Finnish electronic musician (1963–2017)

Mika Tapio Vainio (May 15, 1963 – April 12, 2017) was a Finnish electronic musician. He was best known as a member of Pan Sonic. In addition to his real name, he recorded under the aliases Ø, Kentolevi, Philus, and Tekonivel.

He has worked with artists such as Alan Vega, Barry Adamson, Charlemagne Palestine, Alva Noto, Peaches, Kevin Drumm, Björk, Stephen O'Malley, Keiji Haino, Michael Gira, Chicks on Speed, Merzbow, and many others.

==Life and career==
Mika Vainio was born on May 15, 1963, in Helsinki, but grew up in Turku. In the early 1980s, he played in the group Gagarin-Kombinaatti while also working at a slaughterhouse.

In the late 1980s, Vainio began DJing and organizing parties, playing acid house. It was here that he met Tommi Grönlund, who would later found Sähkö Recordings. Sähkö would release much of Vainio's music.

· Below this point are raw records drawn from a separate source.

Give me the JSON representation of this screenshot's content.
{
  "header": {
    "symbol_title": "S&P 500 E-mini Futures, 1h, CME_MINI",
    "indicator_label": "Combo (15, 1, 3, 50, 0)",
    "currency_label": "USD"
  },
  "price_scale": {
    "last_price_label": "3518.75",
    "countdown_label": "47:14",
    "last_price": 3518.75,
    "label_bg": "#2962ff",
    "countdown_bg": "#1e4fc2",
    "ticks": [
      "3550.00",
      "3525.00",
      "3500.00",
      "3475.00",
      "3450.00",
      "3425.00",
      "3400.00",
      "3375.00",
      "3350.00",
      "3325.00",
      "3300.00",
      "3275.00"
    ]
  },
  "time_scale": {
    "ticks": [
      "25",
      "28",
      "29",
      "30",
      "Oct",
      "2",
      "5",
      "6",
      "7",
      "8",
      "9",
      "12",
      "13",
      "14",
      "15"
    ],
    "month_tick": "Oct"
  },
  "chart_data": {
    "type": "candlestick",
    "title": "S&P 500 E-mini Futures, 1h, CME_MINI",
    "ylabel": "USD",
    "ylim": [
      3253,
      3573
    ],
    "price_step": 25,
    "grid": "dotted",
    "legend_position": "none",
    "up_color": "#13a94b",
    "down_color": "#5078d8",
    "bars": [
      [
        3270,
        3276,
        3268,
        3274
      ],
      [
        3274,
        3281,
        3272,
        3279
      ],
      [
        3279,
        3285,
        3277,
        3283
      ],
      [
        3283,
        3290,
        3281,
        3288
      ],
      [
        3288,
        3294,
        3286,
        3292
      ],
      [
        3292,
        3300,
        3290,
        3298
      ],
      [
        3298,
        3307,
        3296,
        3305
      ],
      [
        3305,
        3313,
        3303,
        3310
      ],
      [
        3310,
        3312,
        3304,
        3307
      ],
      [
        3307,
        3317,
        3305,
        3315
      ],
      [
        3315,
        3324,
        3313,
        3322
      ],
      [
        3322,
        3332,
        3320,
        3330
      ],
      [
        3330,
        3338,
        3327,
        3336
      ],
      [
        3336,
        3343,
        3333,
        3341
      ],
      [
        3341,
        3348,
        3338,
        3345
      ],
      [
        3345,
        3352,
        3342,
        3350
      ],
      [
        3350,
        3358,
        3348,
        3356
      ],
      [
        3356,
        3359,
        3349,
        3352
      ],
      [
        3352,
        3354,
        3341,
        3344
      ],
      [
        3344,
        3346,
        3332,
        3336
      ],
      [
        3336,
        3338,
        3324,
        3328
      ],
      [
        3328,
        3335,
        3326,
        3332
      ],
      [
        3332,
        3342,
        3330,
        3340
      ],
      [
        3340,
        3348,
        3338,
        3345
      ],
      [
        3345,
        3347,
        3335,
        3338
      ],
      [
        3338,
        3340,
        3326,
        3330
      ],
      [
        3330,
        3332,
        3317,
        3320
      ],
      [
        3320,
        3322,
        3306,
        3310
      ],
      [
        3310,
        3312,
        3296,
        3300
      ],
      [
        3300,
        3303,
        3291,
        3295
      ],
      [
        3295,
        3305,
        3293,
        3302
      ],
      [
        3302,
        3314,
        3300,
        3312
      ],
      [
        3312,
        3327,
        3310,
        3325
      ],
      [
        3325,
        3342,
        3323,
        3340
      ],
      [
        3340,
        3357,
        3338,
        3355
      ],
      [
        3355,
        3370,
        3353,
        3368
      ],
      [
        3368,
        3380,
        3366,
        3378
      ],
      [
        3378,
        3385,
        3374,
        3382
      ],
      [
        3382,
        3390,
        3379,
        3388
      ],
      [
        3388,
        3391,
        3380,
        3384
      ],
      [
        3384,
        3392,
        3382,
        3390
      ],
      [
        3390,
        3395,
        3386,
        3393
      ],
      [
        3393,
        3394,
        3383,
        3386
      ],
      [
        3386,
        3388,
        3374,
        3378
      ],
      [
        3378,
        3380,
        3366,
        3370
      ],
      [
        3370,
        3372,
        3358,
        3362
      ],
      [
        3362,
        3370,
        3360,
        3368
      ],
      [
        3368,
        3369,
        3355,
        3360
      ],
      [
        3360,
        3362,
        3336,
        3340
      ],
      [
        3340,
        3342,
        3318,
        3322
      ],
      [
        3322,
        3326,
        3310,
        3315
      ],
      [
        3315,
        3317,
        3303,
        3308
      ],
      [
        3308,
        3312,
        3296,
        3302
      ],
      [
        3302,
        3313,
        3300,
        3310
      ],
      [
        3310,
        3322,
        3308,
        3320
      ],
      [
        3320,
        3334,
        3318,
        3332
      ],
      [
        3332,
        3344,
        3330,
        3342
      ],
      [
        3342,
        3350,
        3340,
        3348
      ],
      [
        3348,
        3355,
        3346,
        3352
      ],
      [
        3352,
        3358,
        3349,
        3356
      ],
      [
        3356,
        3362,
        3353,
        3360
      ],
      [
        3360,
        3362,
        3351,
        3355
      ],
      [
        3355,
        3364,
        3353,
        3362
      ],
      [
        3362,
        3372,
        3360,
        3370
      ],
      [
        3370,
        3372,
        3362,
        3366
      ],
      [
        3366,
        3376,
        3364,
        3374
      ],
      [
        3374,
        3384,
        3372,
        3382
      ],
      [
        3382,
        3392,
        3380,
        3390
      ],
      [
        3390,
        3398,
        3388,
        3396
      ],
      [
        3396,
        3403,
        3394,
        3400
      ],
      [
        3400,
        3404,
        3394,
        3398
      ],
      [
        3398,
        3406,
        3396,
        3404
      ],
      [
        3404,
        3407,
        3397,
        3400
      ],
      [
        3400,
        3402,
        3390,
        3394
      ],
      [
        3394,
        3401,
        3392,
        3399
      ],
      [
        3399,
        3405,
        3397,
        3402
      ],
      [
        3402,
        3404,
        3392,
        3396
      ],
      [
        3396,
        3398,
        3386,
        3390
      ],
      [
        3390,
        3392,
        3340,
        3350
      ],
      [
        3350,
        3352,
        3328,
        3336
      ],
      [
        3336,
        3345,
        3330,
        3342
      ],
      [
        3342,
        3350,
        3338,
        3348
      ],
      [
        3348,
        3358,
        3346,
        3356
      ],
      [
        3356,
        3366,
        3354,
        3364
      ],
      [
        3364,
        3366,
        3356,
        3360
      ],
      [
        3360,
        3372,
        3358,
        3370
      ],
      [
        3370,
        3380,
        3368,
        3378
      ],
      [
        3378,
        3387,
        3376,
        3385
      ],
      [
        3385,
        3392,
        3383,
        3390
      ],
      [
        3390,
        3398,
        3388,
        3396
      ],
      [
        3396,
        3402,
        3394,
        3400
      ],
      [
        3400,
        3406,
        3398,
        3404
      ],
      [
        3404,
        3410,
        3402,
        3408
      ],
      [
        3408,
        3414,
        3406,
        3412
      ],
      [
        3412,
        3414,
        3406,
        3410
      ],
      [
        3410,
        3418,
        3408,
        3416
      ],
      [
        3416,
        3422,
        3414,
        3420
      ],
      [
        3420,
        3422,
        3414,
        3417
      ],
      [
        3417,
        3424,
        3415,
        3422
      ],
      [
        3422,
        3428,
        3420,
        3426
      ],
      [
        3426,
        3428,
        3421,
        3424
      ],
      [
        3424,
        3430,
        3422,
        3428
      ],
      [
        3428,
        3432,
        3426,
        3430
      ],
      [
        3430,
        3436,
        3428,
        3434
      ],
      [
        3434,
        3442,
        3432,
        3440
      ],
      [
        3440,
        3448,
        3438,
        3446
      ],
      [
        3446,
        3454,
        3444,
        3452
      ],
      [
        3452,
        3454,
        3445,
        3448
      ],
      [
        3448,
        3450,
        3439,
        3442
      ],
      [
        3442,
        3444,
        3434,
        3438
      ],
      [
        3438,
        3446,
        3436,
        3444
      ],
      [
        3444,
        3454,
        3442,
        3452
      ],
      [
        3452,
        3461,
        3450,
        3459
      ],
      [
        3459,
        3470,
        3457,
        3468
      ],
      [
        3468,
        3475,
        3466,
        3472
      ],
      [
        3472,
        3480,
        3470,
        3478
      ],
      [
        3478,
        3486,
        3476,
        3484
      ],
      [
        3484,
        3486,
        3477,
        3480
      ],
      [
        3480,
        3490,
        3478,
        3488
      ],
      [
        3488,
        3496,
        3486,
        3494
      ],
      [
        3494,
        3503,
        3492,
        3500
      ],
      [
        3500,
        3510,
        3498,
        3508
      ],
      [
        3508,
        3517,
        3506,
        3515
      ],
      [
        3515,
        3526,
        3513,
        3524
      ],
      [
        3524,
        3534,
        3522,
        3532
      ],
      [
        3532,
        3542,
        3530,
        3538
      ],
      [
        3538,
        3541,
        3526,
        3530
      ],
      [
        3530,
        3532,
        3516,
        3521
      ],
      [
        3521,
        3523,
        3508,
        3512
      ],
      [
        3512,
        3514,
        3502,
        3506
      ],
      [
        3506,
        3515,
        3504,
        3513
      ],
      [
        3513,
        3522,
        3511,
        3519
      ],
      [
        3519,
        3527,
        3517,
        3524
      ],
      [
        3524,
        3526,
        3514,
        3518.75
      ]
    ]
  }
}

In the mid-1990s, he formed the group Pan Sonic with Ilpo Väisänen and later Sami Salo (who would soon leave). Pan Sonic disbanded in December 2009, playing their final concert on December 18.

Vainio died on April 12, 2017, in Trouville-sur-Mer, France, after falling six meters off a cliff into the sea. The exact circumstances of his death are unknown.